Wednesday, September 16, 2009

St Michael & All Angels Church, Bowthorpe

A few weeks later and with what I think was a well deserved holiday in between I was telling tales of Saints including the local Saint Walstan at St Michael & All Angels church in Bowthorpe near Norwich


The west end of St Michael & All Angels

The church is now ruinous, but like all churches it seems to have had a checkered past...
In the 14th and 15th century the church was enlarged, despite the black death, but it has seen bad times and it has been said that when times were particularly hard the parishioners even stole the lime mortar from its walls!
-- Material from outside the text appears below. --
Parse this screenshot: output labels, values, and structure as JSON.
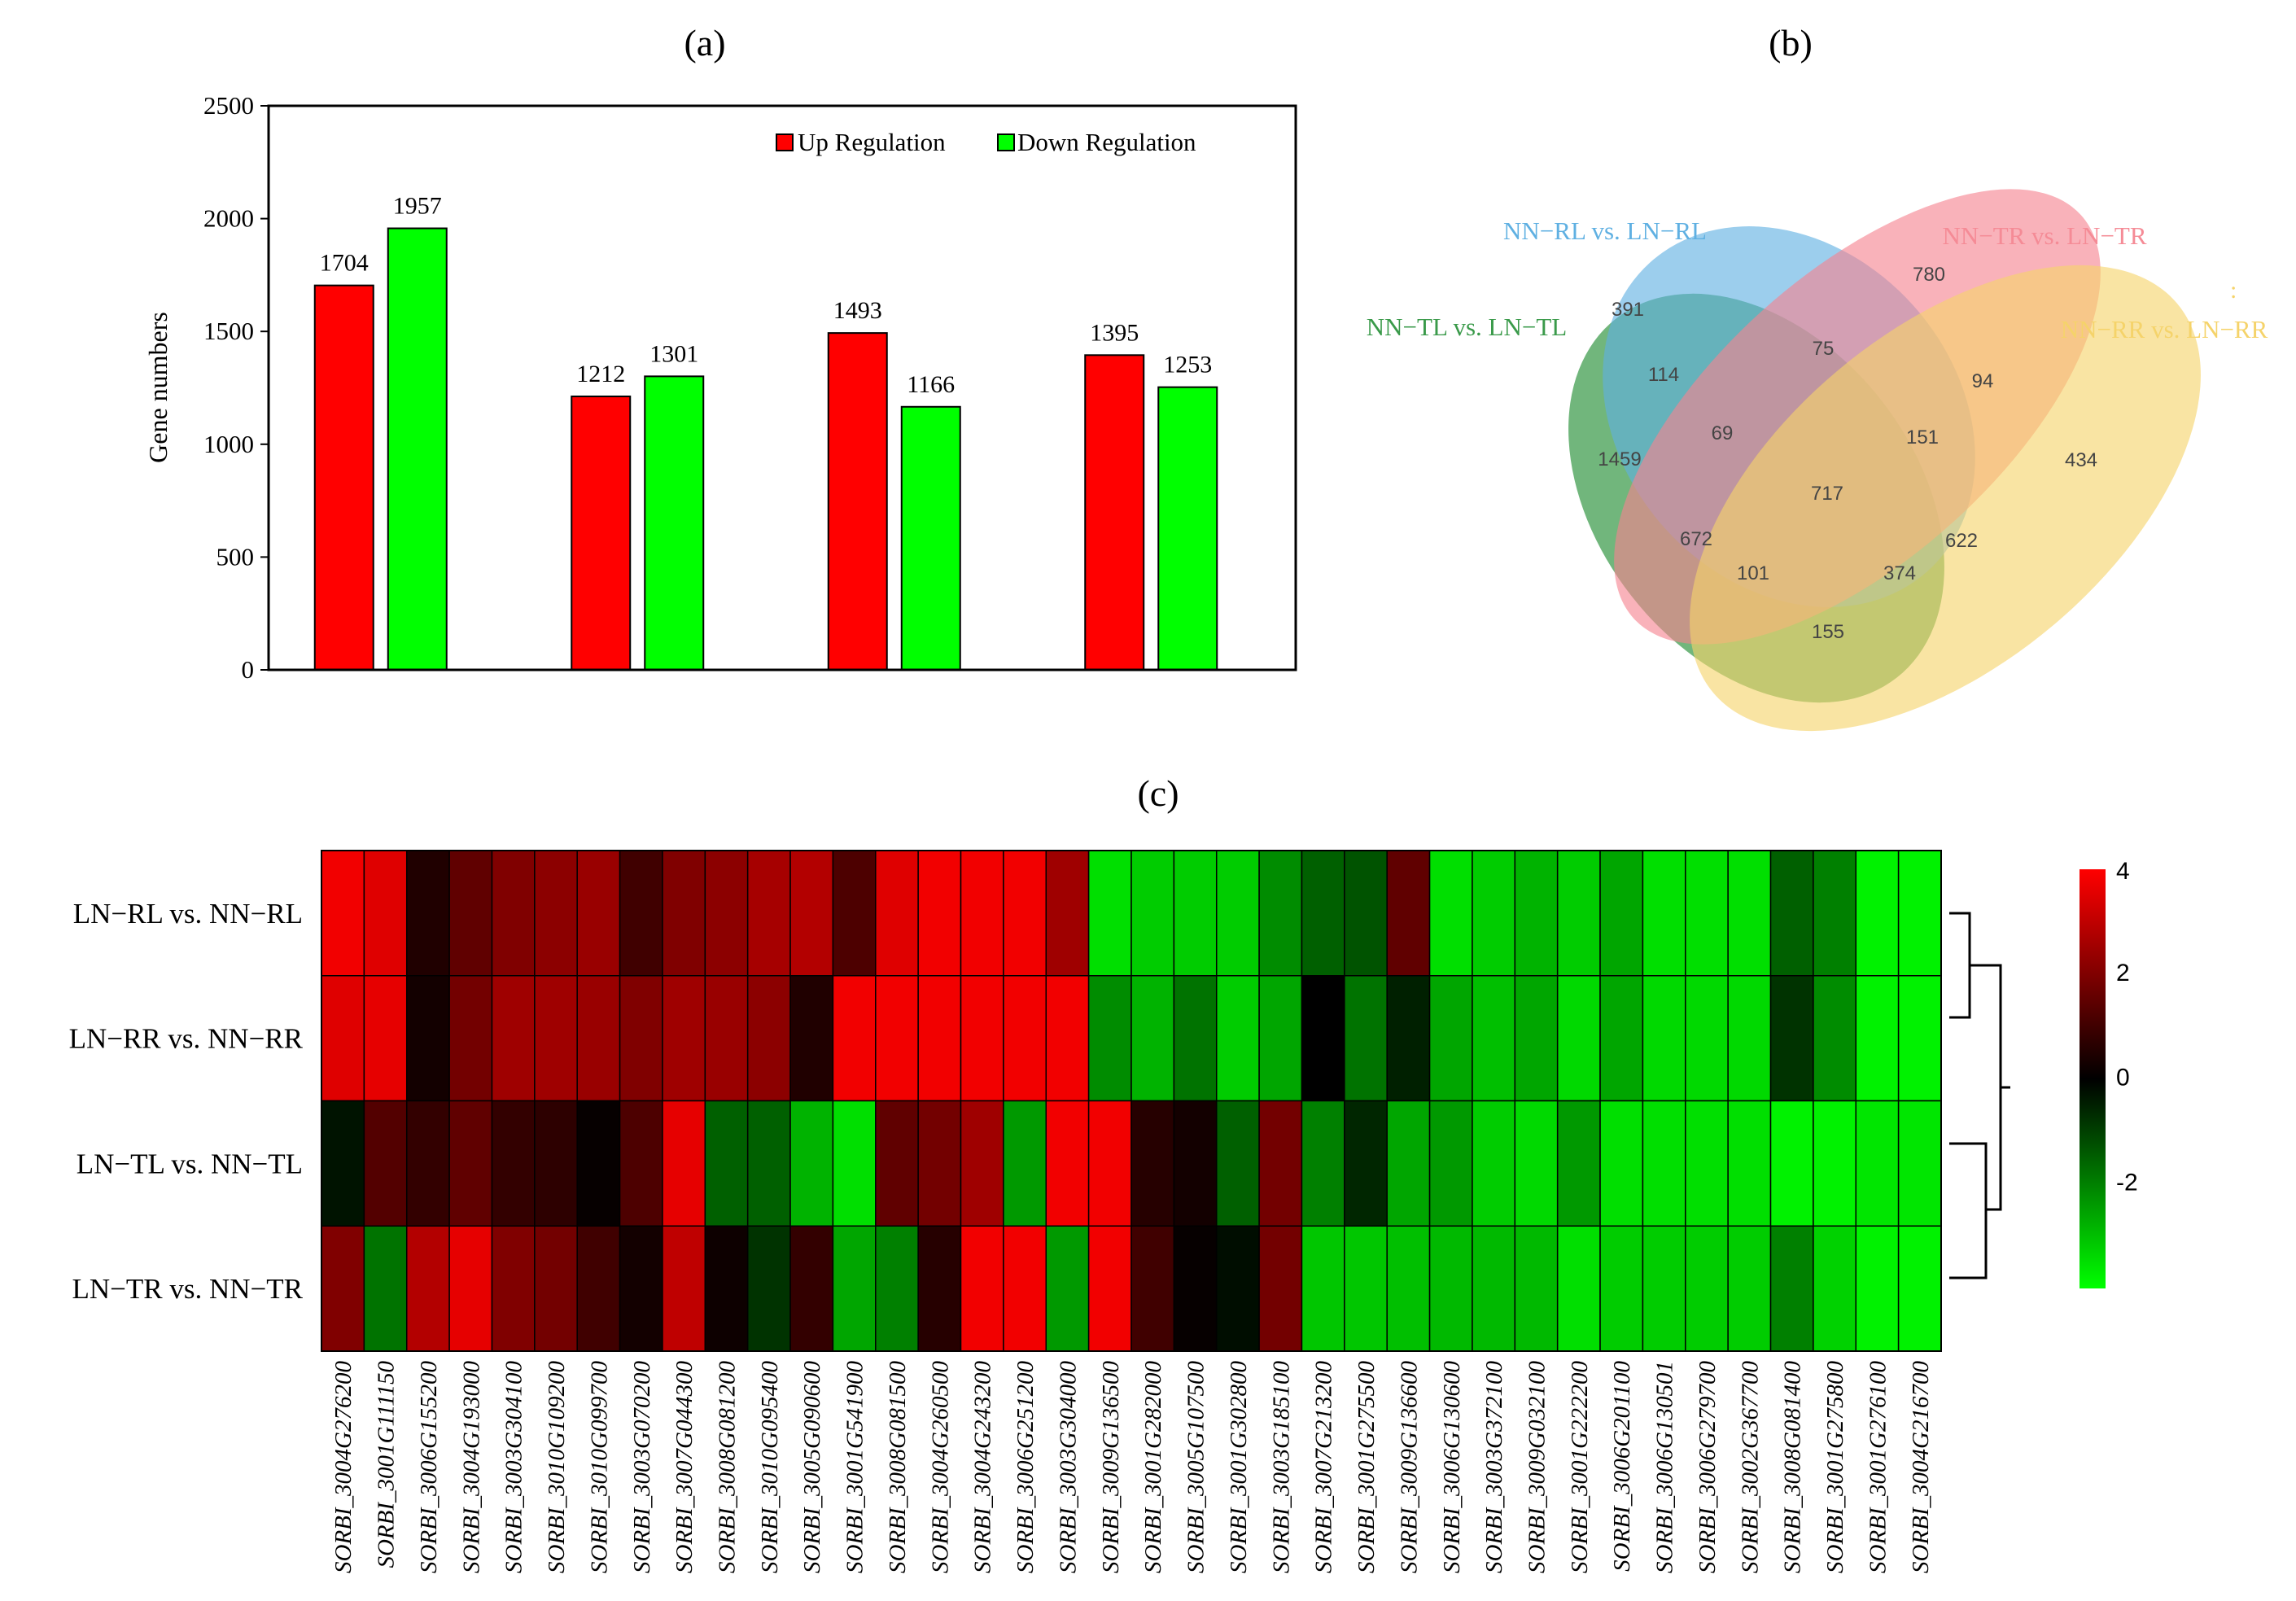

Things did however go from bad to worse. Local records show that in1605, it was returned to be a free chapel, that paid no synodals nor procurations, and therefore is exempt from archidiaconal jurisdiction, but the King lately presented to it as a rectory, valued at 6 marks, in the archdeaconry of Norfolk and deanery of Hingham. It was during this time the church was neglected and laid in decay, without any service, it being esteemed as a sinecure, till Matthew Bishop of Norwich obtained a decree in Chancery, dated 23d Feb. 1635, against Henry Yaxley, Esq. lord here, by virtue of which the church was purged of all things in it; (it having been used as a sort of store-house;) the churchyard was fenced in, (being 28 rods round,) four windows were put into the church, and one into the steeple, a porch built, new doors made, the church paved, ceiled, whited, and reeded a font erected, and the pulpit and desk finished, at about 140l. charge; the profits of the whole living were sequestered to repair the church, and it was finished at Michaelmas, 1639; the priest's or chaplain's salary to be paid by the said Yaxley, and all others after him, that shall possess the tithes and glebes; all which was performed accordingly, and ever since it hath been served by a chaplain or parish-priest, as it is at this day, it being a donative in the lord of the manor.

All of this basically meant that the St Michaels was in the hands of a local Catholic recusant family, the Yaxleys, who for whatever reason let the church fall into disrepair. They were in fact at one point using it as a barn, but were forced to reinstate it as a church and make the necessary repairs. Some of these repairs can still be seen today with most notably a series of large holes running parallel to each other and set low on either side of the nave. During a survey of the remains in the 80s that was part of a dig prior to the building of a new church, it was suggested that these holes once took floor beams to support a raised wooden floor. It was suggested that there is also evidence of a gallery above. If this is right the church would have become more like a meeting house than traditional church, which seems unlikely knowing the Yaxley's beliefs. But who knows, for some have suggested that the raised floor was put in whilst still a barn to keep grain away from the damp floor.


The holes that at one time took beams to support a raised wooden floor

That's the beauty of all ruins they all have their secrets, but St Micheal and All Angels has a few more... During the excavations in the 80s, the archaeologists found that the tower of the church had been demolished in the 1700s, but prior to that a kiln had been placed inside it. This kiln had gone out of use, but at some stage a body had been buried inside it and all had eventually be covered by the demolished tower! Now archaeologists aren't the kind to hypothesise on such mysteries, preferring to instead to stick to the evidence and in this case it appears that the floor of the kiln had been leveled and made good prior to the body being placed there. This suggests a level of care and reverence that infers that it was a proper burial albeit in an unusual place and it has been suggested that it was done by a family unable to afford the rite or perhaps because they had been denied burial for some other reason. Myself, I'm not sure for there would have had to have been exceptional circumstances to deny burial in consecrated ground and its more likely i think that something far more sinister took place here long, long ago!


Inside the remains of the nave looking west

That said the ruin is now a very peaceful and beautiful place to come and explore and relax, in an area that most local people of Norwich associate with nothing more than a large housing estate; a rabbit warren of boxes. The housing estate does sprawl out that's true, but its worth an explore, for like everywhere I've been it has its hidden secrets!

Thanks to the Reverend Canon Simon Stokes and all the parishioners and volunteers at the new Church in Bowthorpe for making me so welcome.